Colintraive’s Heritage Booklet

Clearance and Change (about 1790) in Colintraive

Tenant Farms

Most people in Colintraive in the 1700s lived in multi tenanted farms like those described by Thomas Pennant. In 1772 in he wrote

The method of letting a farm is very singular: each is commonly possessed by a number of small tenants who live in houses clustered together so that each farm appears like a little village.

Source:-‘A Tour in Scotland and Voyage to the Hebrides’

The Impact of Sheep on the Colintraive Area


With the introduction of sheep, times were changing and between 1755 and the 1790s the population of Inverchaolain, the parish which includes Colintraive, almost halved, dropping from 944 to 504. The minister of Inverchaolain, the Reverend Mr Hugh McTavish, surveyed the situation in his ‘.

It has been humorously observed, since flocks of sheep have expelled the droves of cows which formerly were kept in this part of the country, that the district should be called Sheep-all instead of Cowal.
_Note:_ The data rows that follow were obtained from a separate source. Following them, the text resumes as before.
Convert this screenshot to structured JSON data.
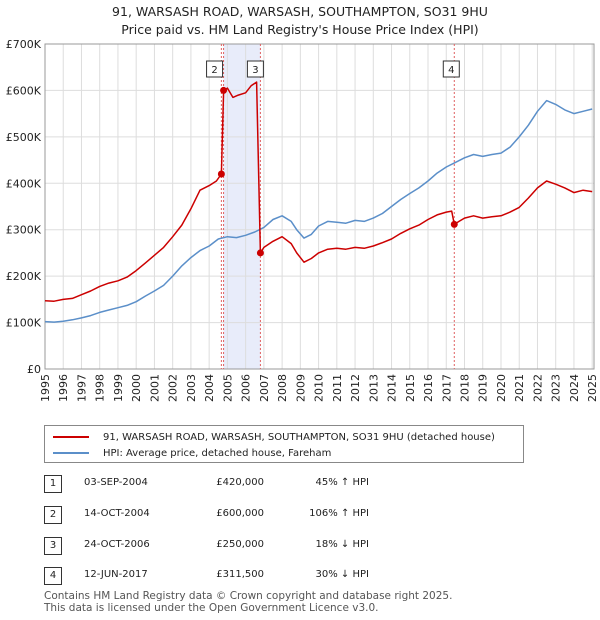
{
  "title": "91, WARSASH ROAD, WARSASH, SOUTHAMPTON, SO31 9HU",
  "subtitle": "Price paid vs. HM Land Registry's House Price Index (HPI)",
  "colors": {
    "property": "#cc0000",
    "hpi": "#5b8fc9",
    "shade": "#e8ecfa",
    "grid": "#dddddd",
    "vline": "#e06060"
  },
  "chart_data": {
    "type": "line",
    "title": "91, WARSASH ROAD, WARSASH, SOUTHAMPTON, SO31 9HU",
    "subtitle": "Price paid vs. HM Land Registry's House Price Index (HPI)",
    "xlim": [
      1995,
      2025.1
    ],
    "ylim": [
      0,
      700000
    ],
    "grid": true,
    "x_ticks": [
      1995,
      1996,
      1997,
      1998,
      1999,
      2000,
      2001,
      2002,
      2003,
      2004,
      2005,
      2006,
      2007,
      2008,
      2009,
      2010,
      2011,
      2012,
      2013,
      2014,
      2015,
      2016,
      2017,
      2018,
      2019,
      2020,
      2021,
      2022,
      2023,
      2024,
      2025
    ],
    "x_tick_labels": [
      "1995",
      "1996",
      "1997",
      "1998",
      "1999",
      "2000",
      "2001",
      "2002",
      "2003",
      "2004",
      "2005",
      "2006",
      "2007",
      "2008",
      "2009",
      "2010",
      "2011",
      "2012",
      "2013",
      "2014",
      "2015",
      "2016",
      "2017",
      "2018",
      "2019",
      "2020",
      "2021",
      "2022",
      "2023",
      "2024",
      "2025"
    ],
    "y_ticks": [
      0,
      100000,
      200000,
      300000,
      400000,
      500000,
      600000,
      700000
    ],
    "y_tick_labels": [
      "£0",
      "£100K",
      "£200K",
      "£300K",
      "£400K",
      "£500K",
      "£600K",
      "£700K"
    ],
    "shaded_region": [
      2004.79,
      2006.81
    ],
    "series": [
      {
        "name": "91, WARSASH ROAD, WARSASH, SOUTHAMPTON, SO31 9HU (detached house)",
        "color": "#cc0000",
        "points": [
          [
            1995.0,
            147000
          ],
          [
            1995.5,
            146000
          ],
          [
            1996.0,
            150000
          ],
          [
            1996.5,
            152000
          ],
          [
            1997.0,
            160000
          ],
          [
            1997.5,
            168000
          ],
          [
            1998.0,
            178000
          ],
          [
            1998.5,
            185000
          ],
          [
            1999.0,
            190000
          ],
          [
            1999.5,
            198000
          ],
          [
            2000.0,
            212000
          ],
          [
            2000.5,
            228000
          ],
          [
            2001.0,
            245000
          ],
          [
            2001.5,
            262000
          ],
          [
            2002.0,
            285000
          ],
          [
            2002.5,
            310000
          ],
          [
            2003.0,
            345000
          ],
          [
            2003.5,
            385000
          ],
          [
            2004.0,
            395000
          ],
          [
            2004.4,
            405000
          ],
          [
            2004.67,
            420000
          ],
          [
            2004.79,
            600000
          ],
          [
            2005.0,
            605000
          ],
          [
            2005.3,
            585000
          ],
          [
            2005.6,
            590000
          ],
          [
            2006.0,
            595000
          ],
          [
            2006.3,
            610000
          ],
          [
            2006.6,
            618000
          ],
          [
            2006.81,
            250000
          ],
          [
            2007.0,
            262000
          ],
          [
            2007.5,
            275000
          ],
          [
            2008.0,
            285000
          ],
          [
            2008.5,
            270000
          ],
          [
            2008.8,
            250000
          ],
          [
            2009.2,
            230000
          ],
          [
            2009.6,
            238000
          ],
          [
            2010.0,
            250000
          ],
          [
            2010.5,
            258000
          ],
          [
            2011.0,
            260000
          ],
          [
            2011.5,
            258000
          ],
          [
            2012.0,
            262000
          ],
          [
            2012.5,
            260000
          ],
          [
            2013.0,
            265000
          ],
          [
            2013.5,
            272000
          ],
          [
            2014.0,
            280000
          ],
          [
            2014.5,
            292000
          ],
          [
            2015.0,
            302000
          ],
          [
            2015.5,
            310000
          ],
          [
            2016.0,
            322000
          ],
          [
            2016.5,
            332000
          ],
          [
            2017.0,
            338000
          ],
          [
            2017.3,
            340000
          ],
          [
            2017.44,
            311500
          ],
          [
            2017.7,
            318000
          ],
          [
            2018.0,
            325000
          ],
          [
            2018.5,
            330000
          ],
          [
            2019.0,
            325000
          ],
          [
            2019.5,
            328000
          ],
          [
            2020.0,
            330000
          ],
          [
            2020.5,
            338000
          ],
          [
            2021.0,
            348000
          ],
          [
            2021.5,
            368000
          ],
          [
            2022.0,
            390000
          ],
          [
            2022.5,
            405000
          ],
          [
            2023.0,
            398000
          ],
          [
            2023.5,
            390000
          ],
          [
            2024.0,
            380000
          ],
          [
            2024.5,
            385000
          ],
          [
            2025.0,
            382000
          ]
        ]
      },
      {
        "name": "HPI: Average price, detached house, Fareham",
        "color": "#5b8fc9",
        "points": [
          [
            1995.0,
            102000
          ],
          [
            1995.5,
            101000
          ],
          [
            1996.0,
            103000
          ],
          [
            1996.5,
            106000
          ],
          [
            1997.0,
            110000
          ],
          [
            1997.5,
            115000
          ],
          [
            1998.0,
            122000
          ],
          [
            1998.5,
            127000
          ],
          [
            1999.0,
            132000
          ],
          [
            1999.5,
            137000
          ],
          [
            2000.0,
            145000
          ],
          [
            2000.5,
            157000
          ],
          [
            2001.0,
            168000
          ],
          [
            2001.5,
            180000
          ],
          [
            2002.0,
            200000
          ],
          [
            2002.5,
            222000
          ],
          [
            2003.0,
            240000
          ],
          [
            2003.5,
            255000
          ],
          [
            2004.0,
            265000
          ],
          [
            2004.5,
            280000
          ],
          [
            2005.0,
            285000
          ],
          [
            2005.5,
            283000
          ],
          [
            2006.0,
            288000
          ],
          [
            2006.5,
            295000
          ],
          [
            2007.0,
            305000
          ],
          [
            2007.5,
            322000
          ],
          [
            2008.0,
            330000
          ],
          [
            2008.5,
            318000
          ],
          [
            2008.8,
            300000
          ],
          [
            2009.2,
            282000
          ],
          [
            2009.6,
            290000
          ],
          [
            2010.0,
            308000
          ],
          [
            2010.5,
            318000
          ],
          [
            2011.0,
            316000
          ],
          [
            2011.5,
            314000
          ],
          [
            2012.0,
            320000
          ],
          [
            2012.5,
            318000
          ],
          [
            2013.0,
            325000
          ],
          [
            2013.5,
            335000
          ],
          [
            2014.0,
            350000
          ],
          [
            2014.5,
            365000
          ],
          [
            2015.0,
            378000
          ],
          [
            2015.5,
            390000
          ],
          [
            2016.0,
            405000
          ],
          [
            2016.5,
            422000
          ],
          [
            2017.0,
            435000
          ],
          [
            2017.5,
            445000
          ],
          [
            2018.0,
            455000
          ],
          [
            2018.5,
            462000
          ],
          [
            2019.0,
            458000
          ],
          [
            2019.5,
            462000
          ],
          [
            2020.0,
            465000
          ],
          [
            2020.5,
            478000
          ],
          [
            2021.0,
            500000
          ],
          [
            2021.5,
            525000
          ],
          [
            2022.0,
            555000
          ],
          [
            2022.5,
            578000
          ],
          [
            2023.0,
            570000
          ],
          [
            2023.5,
            558000
          ],
          [
            2024.0,
            550000
          ],
          [
            2024.5,
            555000
          ],
          [
            2025.0,
            560000
          ]
        ]
      }
    ],
    "markers": [
      {
        "label": "1",
        "x": 2004.67,
        "y": 420000
      },
      {
        "label": "2",
        "x": 2004.79,
        "y": 600000
      },
      {
        "label": "3",
        "x": 2006.81,
        "y": 250000
      },
      {
        "label": "4",
        "x": 2017.44,
        "y": 311500
      }
    ]
  },
  "legend": {
    "property": "91, WARSASH ROAD, WARSASH, SOUTHAMPTON, SO31 9HU (detached house)",
    "hpi": "HPI: Average price, detached house, Fareham"
  },
  "transactions": [
    {
      "num": "1",
      "date": "03-SEP-2004",
      "price": "£420,000",
      "hpi": "45% ↑ HPI"
    },
    {
      "num": "2",
      "date": "14-OCT-2004",
      "price": "£600,000",
      "hpi": "106% ↑ HPI"
    },
    {
      "num": "3",
      "date": "24-OCT-2006",
      "price": "£250,000",
      "hpi": "18% ↓ HPI"
    },
    {
      "num": "4",
      "date": "12-JUN-2017",
      "price": "£311,500",
      "hpi": "30% ↓ HPI"
    }
  ],
  "footer": {
    "line1": "Contains HM Land Registry data © Crown copyright and database right 2025.",
    "line2": "This data is licensed under the Open Government Licence v3.0."
  }
}
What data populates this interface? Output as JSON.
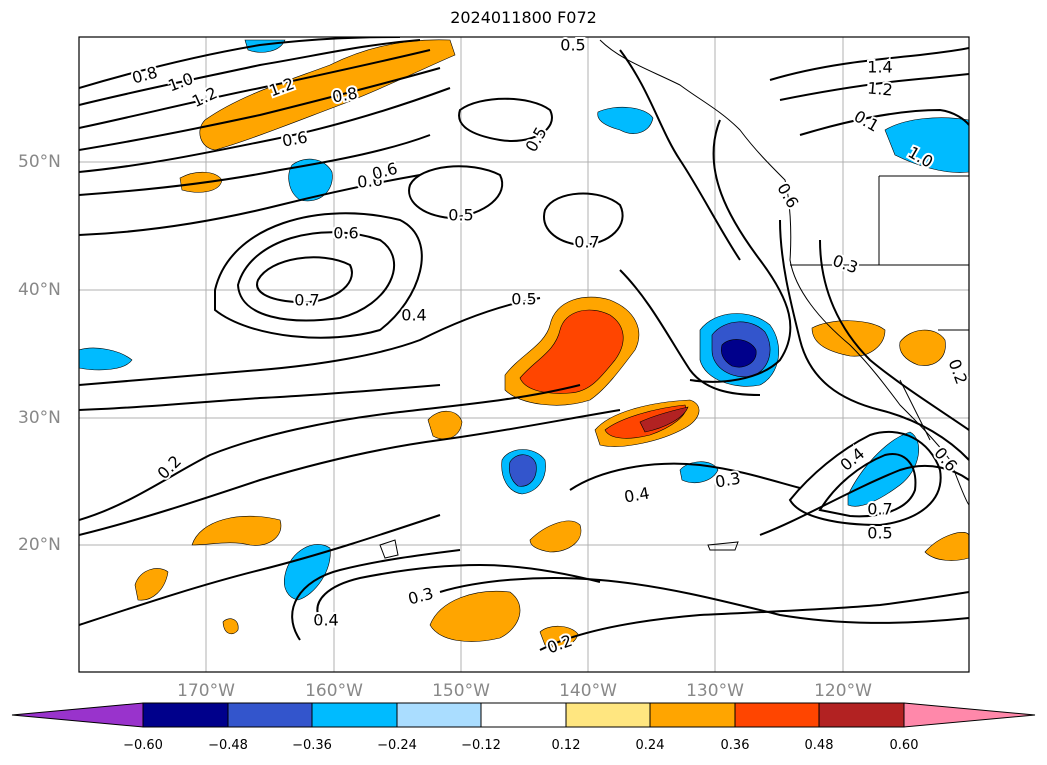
{
  "title": "2024011800 F072",
  "lat_labels": [
    "50°N",
    "40°N",
    "30°N",
    "20°N"
  ],
  "lon_labels": [
    "170°W",
    "160°W",
    "150°W",
    "140°W",
    "130°W",
    "120°W"
  ],
  "colorbar": {
    "ticks": [
      "−0.60",
      "−0.48",
      "−0.36",
      "−0.24",
      "−0.12",
      "0.12",
      "0.24",
      "0.36",
      "0.48",
      "0.60"
    ],
    "colors": [
      "#9933cc",
      "#00008b",
      "#3355cc",
      "#00bbff",
      "#aaddff",
      "#ffffff",
      "#ffe680",
      "#ffa500",
      "#ff4500",
      "#b22222",
      "#ff88aa"
    ]
  },
  "contour_labels": [
    "0.8",
    "1.0",
    "1.2",
    "1.2",
    "0.8",
    "0.6",
    "0.6",
    "0.5",
    "0.6",
    "0.5",
    "0.7",
    "0.6",
    "0.7",
    "0.5",
    "0.4",
    "0.2",
    "0.4",
    "0.3",
    "0.3",
    "0.4",
    "0.7",
    "0.5",
    "0.2",
    "1.4",
    "1.2",
    "0.1",
    "1.0",
    "0.3",
    "0.2",
    "0.6",
    "0.4",
    "0.6",
    "0.5"
  ]
}
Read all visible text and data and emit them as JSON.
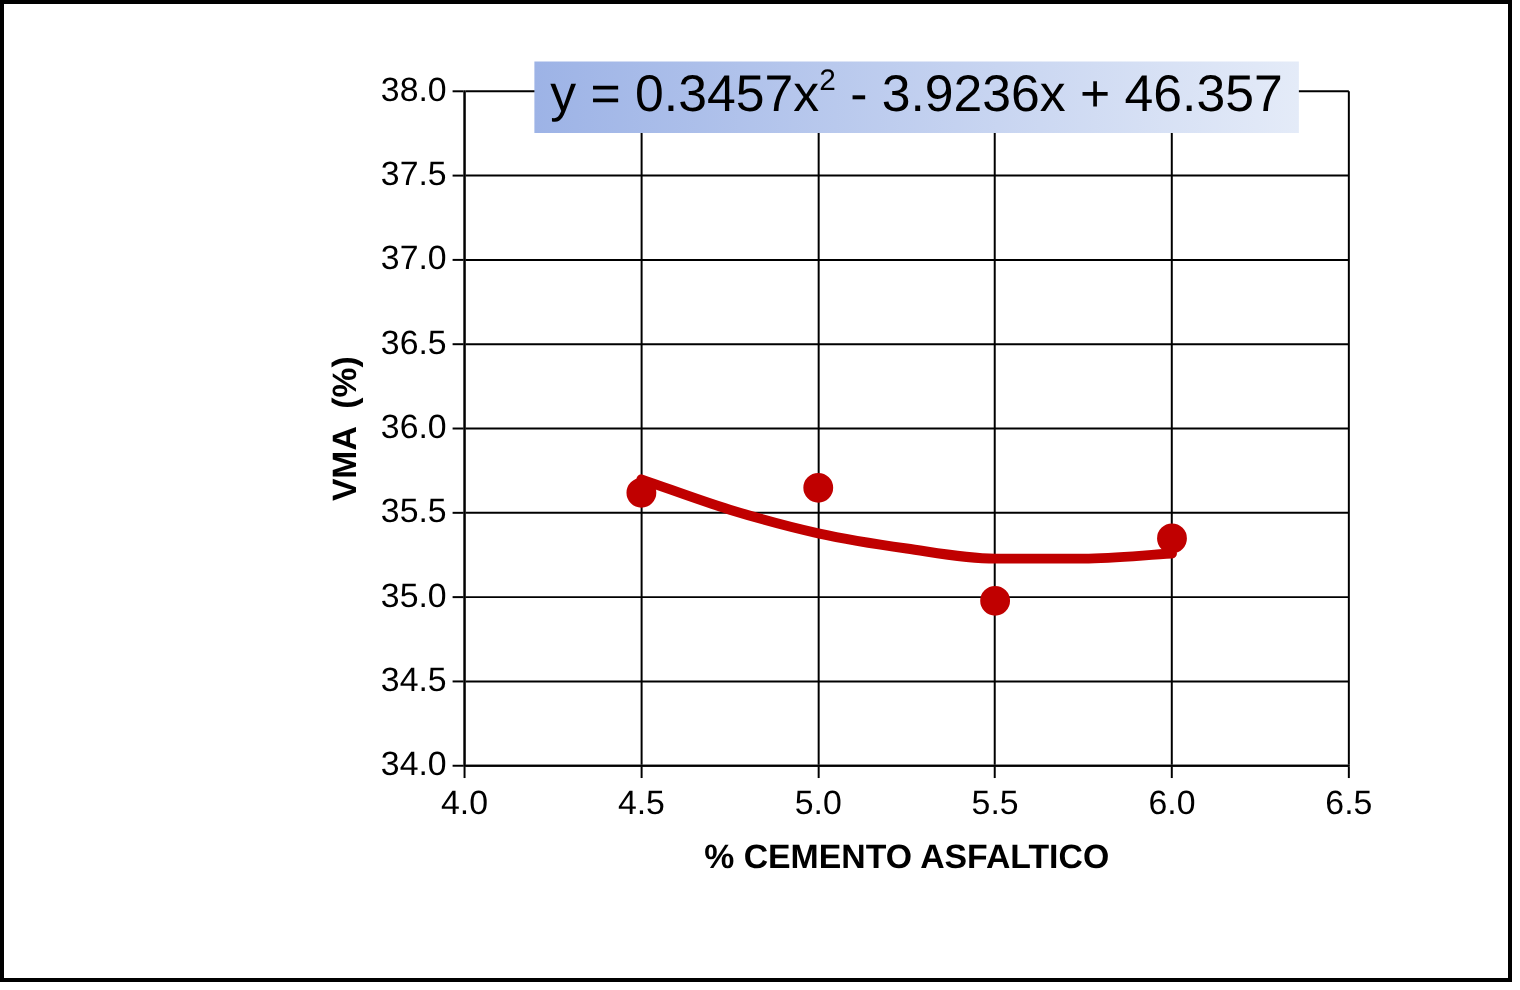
{
  "chart_data": {
    "type": "scatter",
    "xlabel": "% CEMENTO ASFALTICO",
    "ylabel": "VMA  (%)",
    "annotations": [
      "y = 0.3457x$^{2}$ - 3.9236x + 46.357"
    ],
    "series": [
      {
        "color": "#c00000",
        "marker": "circle",
        "x": [
          4.5,
          5.0,
          5.5,
          6.0
        ],
        "values": [
          35.62,
          35.65,
          34.98,
          35.35
        ]
      },
      {
        "type": "line",
        "color": "#c00000",
        "marker": "none",
        "x": [
          4.5,
          4.75,
          5.0,
          5.25,
          5.5,
          5.75,
          6.0
        ],
        "values": [
          35.7,
          35.52,
          35.38,
          35.29,
          35.23,
          35.23,
          35.26
        ]
      }
    ],
    "xlim": [
      4.0,
      6.5
    ],
    "xticks": [
      {
        "value": 4,
        "label": "4.0"
      },
      4.5,
      {
        "value": 5,
        "label": "5.0"
      },
      5.5,
      {
        "value": 6,
        "label": "6.0"
      },
      6.5
    ],
    "ylim": [
      34.0,
      38.0
    ],
    "yticks": [
      {
        "value": 34,
        "label": "34.0"
      },
      34.5,
      {
        "value": 35,
        "label": "35.0"
      },
      35.5,
      {
        "value": 36,
        "label": "36.0"
      },
      36.5,
      {
        "value": 37,
        "label": "37.0"
      },
      37.5,
      {
        "value": 38,
        "label": "38.0"
      }
    ],
    "grid": true,
    "legend": false
  }
}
This has been owing to a practice, of letting large tracts of ground, to one or two individuals for sheep grazing, which were formerly occupied by eight or ten different tenants.’

Source:-Statistical Account’ of the parish about 1793


The people who had occupied the land moved into the growing industrial towns around Glasgow and the minister optimistically suggested that:

‘Happily, for them, they were mostly removed to the neighbouring towns, where they found sufficient employment, and where many of their children, by advantages of education, have raised themselves up to independence, to become useful members of the community, and a support and comfort to their parents in their old age.

(Source:-Mctavish, H. 1799)


These changes did not come without opposition. The insecurity brought on by the lack of leases or short leases coupled with evictions caused dissention. As a result, the local Commissioners of Supply (controlled by the major landowners) noted in 1750 that in Inverchaolain Parish:

‘Threatenings have been lately emitted by several persons legally removed from their possessions.'(Source: -Mctavish, H. 1793)

The change from cattle grazing to the pasturing of sheep altered the nature of the land replacing the heather covered hills with grass, partly through the practice of burning the heather in the springtime. All the mountains some years ago, were covered with heath, but many of them now, being pastured with sheep, are mostly green.’ (Mctavish, H. 1793)

Housing in the 1800’s

‘It was of an oblong shape, about six yards long by three wide and the roof very steep, particularly at one end. The interior was dark and gloomy, for there was neither window nor lattice; and the little light that was admitted through the roof and the door place, was barely sufficient to shew the blackened sides and the slender poles which scarcely supported the roof. There was no chimney; and the draught was therefore so imperfect, that its smoke filled every cranny of the hut.’